Trump’s Trade Adviser Tries to Sell Mexico On ‘North America First’

Peter Navarro. Photo: Albin Lohr-Jones/Bloomberg

Donald Trump’s primary criticism of the North Atlantic Free Trade Agreement (NAFTA) has been that it allows Mexico to “kill us.”

Thus, as a candidate, Trump promised to renegotiate NAFTA to Mexico’s detriment — and, ostensibly, to allow America to start “killing” the Mexicans (economically, speaking).

This proposal suffered from the same problem that ailed Trump’s plan to bill Mexico for his border wall: Why would the Mexican government consent to a policy that the American president has publicly described as a burden on the Mexican people? Even if you accept that trade negotiations are zero-sum games, it makes little sense to tell your adversary that you intend to screw them over. Especially when that adversary is a democratically elected politician who will need to sell any agreement to his or her electorate.

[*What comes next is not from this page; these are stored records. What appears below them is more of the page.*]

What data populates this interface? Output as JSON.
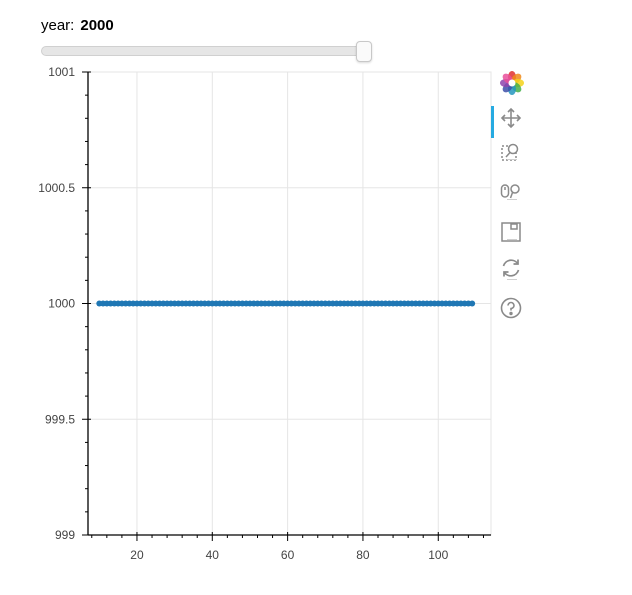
{
  "slider": {
    "title": "year:",
    "value": "2000",
    "fraction": 1.0
  },
  "toolbar": {
    "tools": [
      {
        "name": "bokeh-logo-icon",
        "active": false
      },
      {
        "name": "pan-icon",
        "active": true
      },
      {
        "name": "box-zoom-icon",
        "active": false
      },
      {
        "name": "wheel-zoom-icon",
        "active": false
      },
      {
        "name": "save-icon",
        "active": false
      },
      {
        "name": "reset-icon",
        "active": false
      },
      {
        "name": "help-icon",
        "active": false
      }
    ]
  },
  "colors": {
    "series": "#1f77b4",
    "grid": "#e5e5e5",
    "axis": "#444444"
  },
  "chart_data": {
    "type": "scatter",
    "title": "",
    "xlabel": "",
    "ylabel": "",
    "xlim": [
      7,
      114
    ],
    "ylim": [
      999,
      1001
    ],
    "xticks": [
      20,
      40,
      60,
      80,
      100
    ],
    "xtick_labels": [
      "20",
      "40",
      "60",
      "80",
      "100"
    ],
    "yticks": [
      999,
      999.5,
      1000,
      1000.5,
      1001
    ],
    "ytick_labels": [
      "999",
      "999.5",
      "1000",
      "1000.5",
      "1001"
    ],
    "grid": true,
    "series": [
      {
        "x_start": 10,
        "x_end": 109,
        "x_step": 1,
        "y": 1000
      }
    ]
  }
}
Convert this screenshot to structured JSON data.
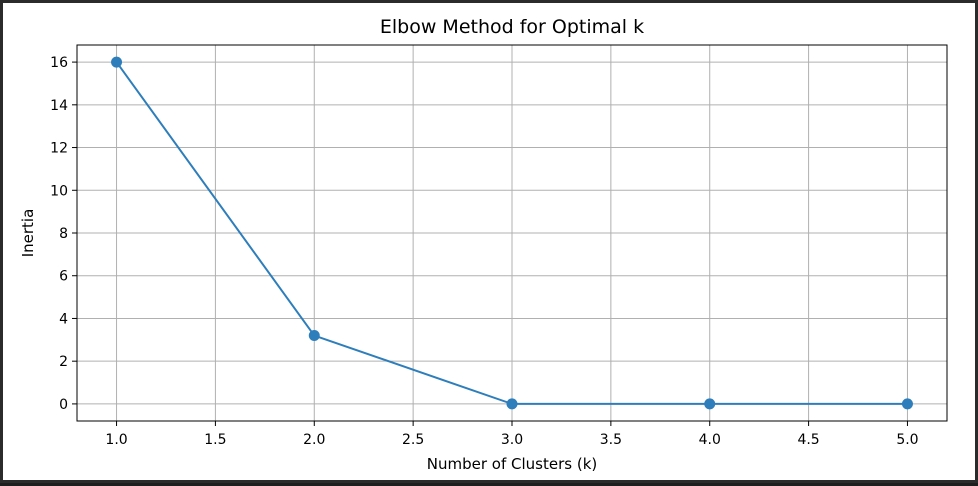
{
  "chart_data": {
    "type": "line",
    "title": "Elbow Method for Optimal k",
    "xlabel": "Number of Clusters (k)",
    "ylabel": "Inertia",
    "x": [
      1,
      2,
      3,
      4,
      5
    ],
    "series": [
      {
        "values": [
          16.0,
          3.2,
          0.0,
          0.0,
          0.0
        ]
      }
    ],
    "xlim": [
      0.8,
      5.2
    ],
    "ylim": [
      -0.8,
      16.8
    ],
    "xticks": [
      1.0,
      1.5,
      2.0,
      2.5,
      3.0,
      3.5,
      4.0,
      4.5,
      5.0
    ],
    "xtick_labels": [
      "1.0",
      "1.5",
      "2.0",
      "2.5",
      "3.0",
      "3.5",
      "4.0",
      "4.5",
      "5.0"
    ],
    "yticks": [
      0,
      2,
      4,
      6,
      8,
      10,
      12,
      14,
      16
    ],
    "ytick_labels": [
      "0",
      "2",
      "4",
      "6",
      "8",
      "10",
      "12",
      "14",
      "16"
    ],
    "grid": true,
    "marker": "circle",
    "color": "#2e7ebc",
    "grid_color": "#b0b0b0"
  }
}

So, it isn’t too surprising that Trump’s top trade adviser, Peter Navarro, plans to take a different approach to NAFTA’s renegotiation.

Navarro is one of the White House’s most committed protectionists — one who has vowed to “repatriate” the global supply chains that power the American economy. But even he doesn’t seem anxious for a trade war with our immediate neighbors. Instead, Navarro has made a slight revision to Trump’s trade philosophy, one that’s bound to play better across a negotiating table from Canada and Mexico — North America first.

Per Bloomberg:

Peter Navarro, who as head of the White House National Trade Council will play a leading role in the effort to re-negotiate the North American Free Trade Agreement, said in an interview the U.S. wants Mexico and Canada to unite in a regional manufacturing “powerhouse” that will keep out parts from other countries.

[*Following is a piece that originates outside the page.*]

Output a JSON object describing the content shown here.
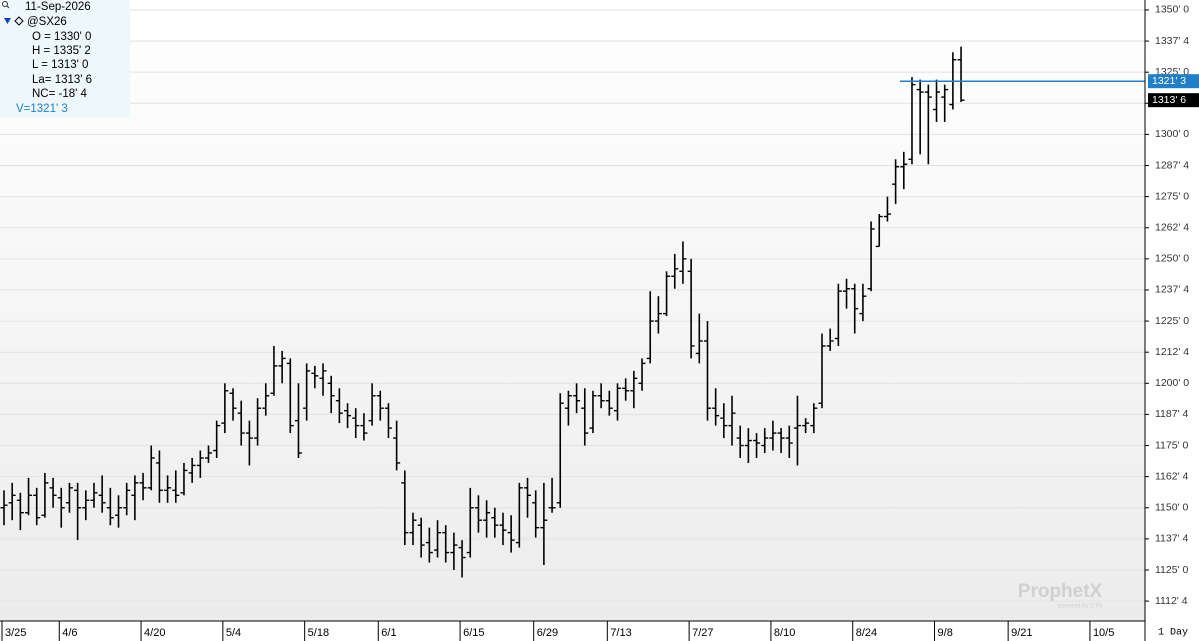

The Trump administration is re-examining a critical component of the free trade pact: the rules of origin, which dictate what percentage of a product must be manufactured in North America, Navarro said.

“We have a tremendous opportunity, with Mexico in particular, to use higher rules of origin to develop a mutually beneficial regional powerhouse where workers and manufacturers on both sides of the border will benefit enormously,” said Navarro, 67. “It’s just as much in their interests as it is in our interests to increase the rules of origin.”

Under NAFTA’s current rules, 62.5 percent of the value of a car’s constituent parts must originate in the U.S., Canada, or Mexico, for that car to be sold in North America without an import tariff. The U.S. wants to raise that percentage, along with several similar thresholds that apply to other products.

Navarro believes that these rules will allow the U.S. to reduce its $500 billion trade deficit, which he sees as a fundamental obstacle to economic growth.

Other economists argue that America’s trade deficit is driven, primarily, by our low savings rate and our nation’s attractiveness to foreign capital. As Laurence Kotlikoff writes in Forbes:

Our country saves far too little to invest adequately in our country. As a consequence foreigners see good investment opportunities here and make up some of the difference. Investment means adding to the stock of factories, residential structures, and equipment in a country. This additional capital is shipped into our country from abroad, i.e., it’s imported. Alternatively, foreigners sell us products and use the proceeds to invest in locally produced capital. Either way, the trade deficit reflects, primarily, the amount of investment in the U.S. done by foreigners – investment that Americans would otherwise be doing if they saved enough.

Still, Navarro’s view is not exclusive to a radical right-wing fringe, by any means. Progressive economists Dean Baker and Jared Bernstein (who served as chief economist and economic adviser to Vice-President Joe Biden) made the case for reducing the trade deficit in The Atlantic last December:

Trade deficits, even in times of strong growth, have negative, concentrated impacts on the quantity and quality of jobs in parts of the country where manufacturing employment diminishes. Even the economists who argue (incorrectly, we believe) that the trade deficit doesn’t affect the total number of jobs do admit that it affects the composition of jobs

… And trade imbalances have repercussions far beyond the labor market. They can produce significant macroeconomic distortions, and those who view deficits as benign frequently overlook this. Most importantly, as Ben Bernanke noted over a decade ago, a trade deficit can have a role in producing financial-market bubbles and the devastation that’s caused when those bubbles burst. The problem arises when other countries suppress spending and investment, thereby boosting their savings rates and their trade surpluses. By the rules of basic accounting, those surpluses have to flow somewhere, and many flow into America. This further strengthens the demand for and value of the dollar, making American exports less competitive—and thus exacerbating the trade deficit. In the 2000s, these trade patterns helped provide the cheap capital that, in tandem with inattentive regulators, inflated the housing bubble. Almost a decade later, the country is still recovering.

Bottom line: It appears that the economic nationalist wing of the White House is pushing for stricter rules of origin, not a trade war with Mexico. And if that’s the radical end of the Trump administration’s internal debate about protectionism, then markets have little to fear.

And, in fact, the Mexican and Canadian currencies both rallied, shortly after Navarro’s comments were published.